Eberhardt and Zaki designed a study to examine how "Just Mercy" might change how people think about people who have been pushed to the margins of society.

To measure how watching the film might shape a person's empathy toward formerly incarcerated people, the research team asked participants before and after they watched the film to also watch a set of one- to three-minute-long videos that featured men who had been incarcerated in real life.

Participants were asked to rate what they thought the men were feeling as they shared their life stories.

The ratings were then measured against what the men actually told the researchers they felt when recounting their experiences.

The study found that after watching "Just Mercy", participants were more empathetic toward those who were formerly incarcerated than those in the control condition.

Their attitudes toward criminal justice reform were also swayed.

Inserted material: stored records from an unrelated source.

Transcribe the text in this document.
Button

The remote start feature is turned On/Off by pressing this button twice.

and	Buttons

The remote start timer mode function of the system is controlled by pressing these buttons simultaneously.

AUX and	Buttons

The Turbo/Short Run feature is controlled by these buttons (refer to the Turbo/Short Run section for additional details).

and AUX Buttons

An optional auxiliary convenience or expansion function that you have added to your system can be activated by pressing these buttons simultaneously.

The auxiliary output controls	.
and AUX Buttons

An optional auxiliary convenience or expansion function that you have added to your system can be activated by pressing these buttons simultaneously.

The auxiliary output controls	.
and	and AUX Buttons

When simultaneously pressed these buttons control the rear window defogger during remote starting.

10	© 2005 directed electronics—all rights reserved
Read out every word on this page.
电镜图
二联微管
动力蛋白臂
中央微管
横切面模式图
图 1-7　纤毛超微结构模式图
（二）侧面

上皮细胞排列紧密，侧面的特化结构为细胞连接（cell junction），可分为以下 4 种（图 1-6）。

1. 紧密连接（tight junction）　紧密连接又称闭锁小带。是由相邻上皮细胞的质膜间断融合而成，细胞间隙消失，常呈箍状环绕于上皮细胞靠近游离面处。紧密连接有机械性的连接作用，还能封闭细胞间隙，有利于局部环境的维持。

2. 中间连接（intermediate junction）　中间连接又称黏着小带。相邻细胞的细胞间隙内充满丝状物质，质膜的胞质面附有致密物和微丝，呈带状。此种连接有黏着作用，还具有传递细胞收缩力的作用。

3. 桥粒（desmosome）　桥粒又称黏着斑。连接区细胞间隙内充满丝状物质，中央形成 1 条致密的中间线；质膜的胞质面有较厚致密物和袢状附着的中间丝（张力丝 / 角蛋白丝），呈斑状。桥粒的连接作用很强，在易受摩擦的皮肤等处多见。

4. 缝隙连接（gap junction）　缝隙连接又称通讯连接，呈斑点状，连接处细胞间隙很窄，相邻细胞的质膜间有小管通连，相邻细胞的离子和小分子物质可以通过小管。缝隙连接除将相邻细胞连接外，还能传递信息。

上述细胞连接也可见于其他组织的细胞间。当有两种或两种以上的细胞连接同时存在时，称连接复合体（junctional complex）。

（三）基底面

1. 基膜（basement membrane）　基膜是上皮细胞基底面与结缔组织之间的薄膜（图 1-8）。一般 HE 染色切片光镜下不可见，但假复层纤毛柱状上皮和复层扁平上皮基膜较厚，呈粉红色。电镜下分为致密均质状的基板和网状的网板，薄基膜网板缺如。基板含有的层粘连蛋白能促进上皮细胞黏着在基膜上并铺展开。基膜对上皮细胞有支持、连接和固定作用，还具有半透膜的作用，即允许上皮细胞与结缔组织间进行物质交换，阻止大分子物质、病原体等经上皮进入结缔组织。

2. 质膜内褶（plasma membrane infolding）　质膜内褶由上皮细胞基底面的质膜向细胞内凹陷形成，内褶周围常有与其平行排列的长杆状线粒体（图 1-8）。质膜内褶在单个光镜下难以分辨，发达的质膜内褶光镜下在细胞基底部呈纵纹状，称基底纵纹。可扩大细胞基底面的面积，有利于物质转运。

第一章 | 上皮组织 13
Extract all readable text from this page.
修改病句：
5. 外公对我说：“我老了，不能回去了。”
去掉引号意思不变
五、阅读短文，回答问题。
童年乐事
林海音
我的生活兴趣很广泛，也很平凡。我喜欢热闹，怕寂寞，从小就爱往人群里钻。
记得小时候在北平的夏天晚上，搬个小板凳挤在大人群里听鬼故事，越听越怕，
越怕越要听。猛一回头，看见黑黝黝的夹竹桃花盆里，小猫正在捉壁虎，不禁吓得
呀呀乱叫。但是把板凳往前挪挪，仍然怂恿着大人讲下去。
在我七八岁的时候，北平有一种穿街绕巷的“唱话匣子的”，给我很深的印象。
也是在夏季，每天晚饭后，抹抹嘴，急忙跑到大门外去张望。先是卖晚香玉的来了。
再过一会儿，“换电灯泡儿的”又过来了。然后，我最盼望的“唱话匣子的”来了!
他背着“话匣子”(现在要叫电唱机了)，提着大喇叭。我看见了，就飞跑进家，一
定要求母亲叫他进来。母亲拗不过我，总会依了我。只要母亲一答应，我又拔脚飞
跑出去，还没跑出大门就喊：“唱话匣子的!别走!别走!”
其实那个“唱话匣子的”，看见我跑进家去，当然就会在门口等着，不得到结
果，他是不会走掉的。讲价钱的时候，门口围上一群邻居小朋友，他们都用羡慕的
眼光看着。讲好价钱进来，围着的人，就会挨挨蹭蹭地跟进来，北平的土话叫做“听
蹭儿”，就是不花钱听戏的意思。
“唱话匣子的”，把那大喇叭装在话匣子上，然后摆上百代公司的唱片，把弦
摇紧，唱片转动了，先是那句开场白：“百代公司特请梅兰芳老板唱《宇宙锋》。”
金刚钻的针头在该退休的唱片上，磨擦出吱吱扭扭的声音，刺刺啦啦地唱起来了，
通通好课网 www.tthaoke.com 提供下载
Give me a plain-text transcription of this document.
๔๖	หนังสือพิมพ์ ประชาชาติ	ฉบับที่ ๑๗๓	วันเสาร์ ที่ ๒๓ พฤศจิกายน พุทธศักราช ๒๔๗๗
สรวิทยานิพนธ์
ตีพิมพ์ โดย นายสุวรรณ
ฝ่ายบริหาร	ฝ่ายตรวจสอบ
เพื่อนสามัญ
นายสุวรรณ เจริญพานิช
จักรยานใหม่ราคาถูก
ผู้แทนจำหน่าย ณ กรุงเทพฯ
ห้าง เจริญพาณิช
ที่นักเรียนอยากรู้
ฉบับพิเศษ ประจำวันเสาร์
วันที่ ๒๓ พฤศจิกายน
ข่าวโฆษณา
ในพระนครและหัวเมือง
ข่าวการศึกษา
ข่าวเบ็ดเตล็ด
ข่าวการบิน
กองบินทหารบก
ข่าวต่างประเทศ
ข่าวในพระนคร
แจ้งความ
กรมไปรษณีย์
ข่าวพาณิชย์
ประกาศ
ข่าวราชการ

Participants were asked whether they would sign and share a petition that supported a federal law to restore voting rights to people with a criminal record.

They found that people who watched "Just Mercy" were 7.66% more likely than participants in the control condition to sign a petition.

Eberhardt said the study underscores the power of storytelling, adding: "Narratives move people in ways that numbers don't."

In an early study, Eberhardt found that citing statistics on racial disparities is not enough to lead people to take a closer look at systems.

Instead, she discovered that presenting numbers alone can possibly backfire. For example, highlighting racial disparities in the criminal justice system can lead people to be more punitive, not less.

But the new study shows that what does change people's minds are stories - a finding consistent with a previous study Zaki conducted that found how watching a live theatre performance can impact how people perceive social and cultural issues.

The psychologists also found that their intervention works regardless of the storyteller's race, and it had the same effect regardless of people's political orientation.

Zaki added: "When people experience detailed personal narratives it opens their mind and heart to the people telling those narratives and to the groups from which those people come from."